Nawaf Bitar, senior VP and GM, Security Business Unit, Juniper Networks, has called on the global IT community to take proactive measures to prevent full blown cyber warfare.
In his keynote speech at RSA Conference on Tuesday in San Francisco, he said: "We are under attack, and we are not allowed to fight back. Everyone has a breaking point. What’s yours?
"Our privacy is being invaded, our intellectual property is being stoeln and th epublic trust is at an all-time low. The attack on our information is outrageous. But you know what? I don’t even think we give a damn."
Bitar said the time to stop talking about outrage had arrived, with this now being the time for action.
He said: "Liking a cause is not outrage. Retweeting a link is not outrage. Posting a bad review is not outrage. These are first world outrages. We like things on Facebook, demonstrating faux concern for things we have never touched, felt or experienced. The most dangerous plague of all is apathy."

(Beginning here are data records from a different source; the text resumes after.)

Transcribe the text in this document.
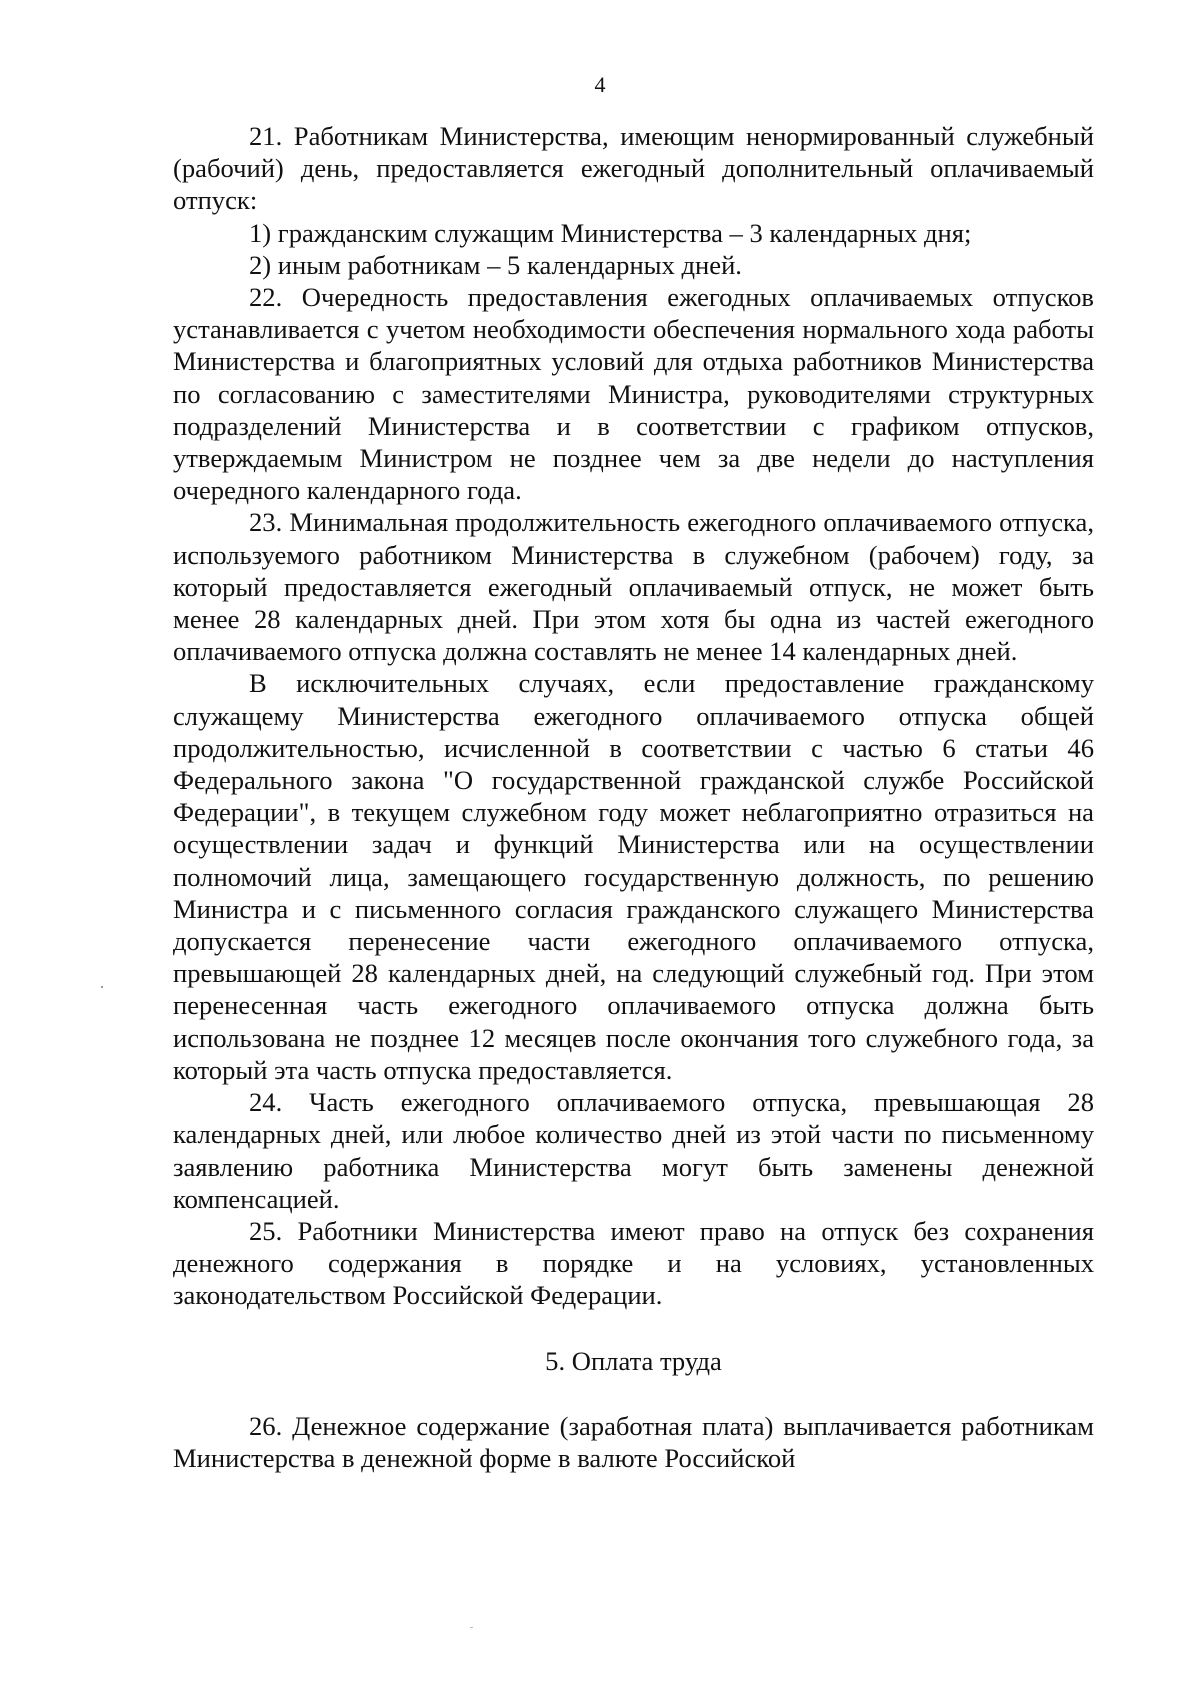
4

21. Работникам Министерства, имеющим ненормированный служебный (рабочий) день, предоставляется ежегодный дополнительный оплачиваемый отпуск:

1) гражданским служащим Министерства – 3 календарных дня;

2) иным работникам – 5 календарных дней.

22. Очередность предоставления ежегодных оплачиваемых отпусков устанавливается с учетом необходимости обеспечения нормального хода работы Министерства и благоприятных условий для отдыха работников Министерства по согласованию с заместителями Министра, руководителями структурных подразделений Министерства и в соответствии с графиком отпусков, утверждаемым Министром не позднее чем за две недели до наступления очередного календарного года.

23. Минимальная продолжительность ежегодного оплачиваемого отпуска, используемого работником Министерства в служебном (рабочем) году, за который предоставляется ежегодный оплачиваемый отпуск, не может быть менее 28 календарных дней. При этом хотя бы одна из частей ежегодного оплачиваемого отпуска должна составлять не менее 14 календарных дней.

В исключительных случаях, если предоставление гражданскому служащему Министерства ежегодного оплачиваемого отпуска общей продолжительностью, исчисленной в соответствии с частью 6 статьи 46 Федерального закона "О государственной гражданской службе Российской Федерации", в текущем служебном году может неблагоприятно отразиться на осуществлении задач и функций Министерства или на осуществлении полномочий лица, замещающего государственную должность, по решению Министра и с письменного согласия гражданского служащего Министерства допускается перенесение части ежегодного оплачиваемого отпуска, превышающей 28 календарных дней, на следующий служебный год. При этом перенесенная часть ежегодного оплачиваемого отпуска должна быть использована не позднее 12 месяцев после окончания того служебного года, за который эта часть отпуска предоставляется.

24. Часть ежегодного оплачиваемого отпуска, превышающая 28 календарных дней, или любое количество дней из этой части по письменному заявлению работника Министерства могут быть заменены денежной компенсацией.

25. Работники Министерства имеют право на отпуск без сохранения денежного содержания в порядке и на условиях, установленных законодательством Российской Федерации.

5. Оплата труда

26. Денежное содержание (заработная плата) выплачивается работникам Министерства в денежной форме в валюте Российской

People now understand with stunning clarity how deeply their privacy is being invaded, but they do nothing about it, he added.
Addressing thousands of IT security professionals in the conference hall, he said: "You in this room have the prowess and capital to demand better but we stand by watching our privacy erode, our information stolen and our livelihoods threatened. We’re complicit, standing by and watching a crime without trying to stop it can itself be a crime.

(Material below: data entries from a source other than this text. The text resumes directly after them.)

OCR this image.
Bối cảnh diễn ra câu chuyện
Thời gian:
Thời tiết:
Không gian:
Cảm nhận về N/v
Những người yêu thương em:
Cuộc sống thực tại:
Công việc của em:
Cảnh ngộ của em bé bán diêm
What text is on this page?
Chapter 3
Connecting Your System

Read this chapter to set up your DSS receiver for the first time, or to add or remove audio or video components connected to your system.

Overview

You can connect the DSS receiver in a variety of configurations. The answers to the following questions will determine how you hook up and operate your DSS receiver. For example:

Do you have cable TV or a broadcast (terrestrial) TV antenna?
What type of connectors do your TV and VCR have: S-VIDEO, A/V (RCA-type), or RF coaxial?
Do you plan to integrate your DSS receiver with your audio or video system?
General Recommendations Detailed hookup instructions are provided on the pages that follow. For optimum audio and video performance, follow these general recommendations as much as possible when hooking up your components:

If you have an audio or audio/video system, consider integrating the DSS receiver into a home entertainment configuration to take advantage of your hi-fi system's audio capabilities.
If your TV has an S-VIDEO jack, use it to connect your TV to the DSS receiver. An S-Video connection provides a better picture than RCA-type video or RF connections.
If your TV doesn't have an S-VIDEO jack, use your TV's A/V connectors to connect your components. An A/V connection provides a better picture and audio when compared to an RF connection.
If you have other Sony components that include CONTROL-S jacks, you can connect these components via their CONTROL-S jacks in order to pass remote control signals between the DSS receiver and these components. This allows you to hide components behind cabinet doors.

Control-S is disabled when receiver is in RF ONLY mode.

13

There seem to be only two things we care about – family and money. If our children’s lives were at stake we would fight back. If the Snowden revelations caused our tax rate to raise to 90% there would be rioting in the streets.
"In addition to family and money I think it’s high time that we added our information to the list of things that we care about. The time for apathy is over."
It is time for a new active defence, he explained – one that disrupts the economics of hacking and challenges convention, that interferes with hackers and disrupts data collection.
"It’s time for us to turn the tables on the attackers. Or we can do nothing, turn the other cheek and passively wait for the next World War to begin in Silicon Valley."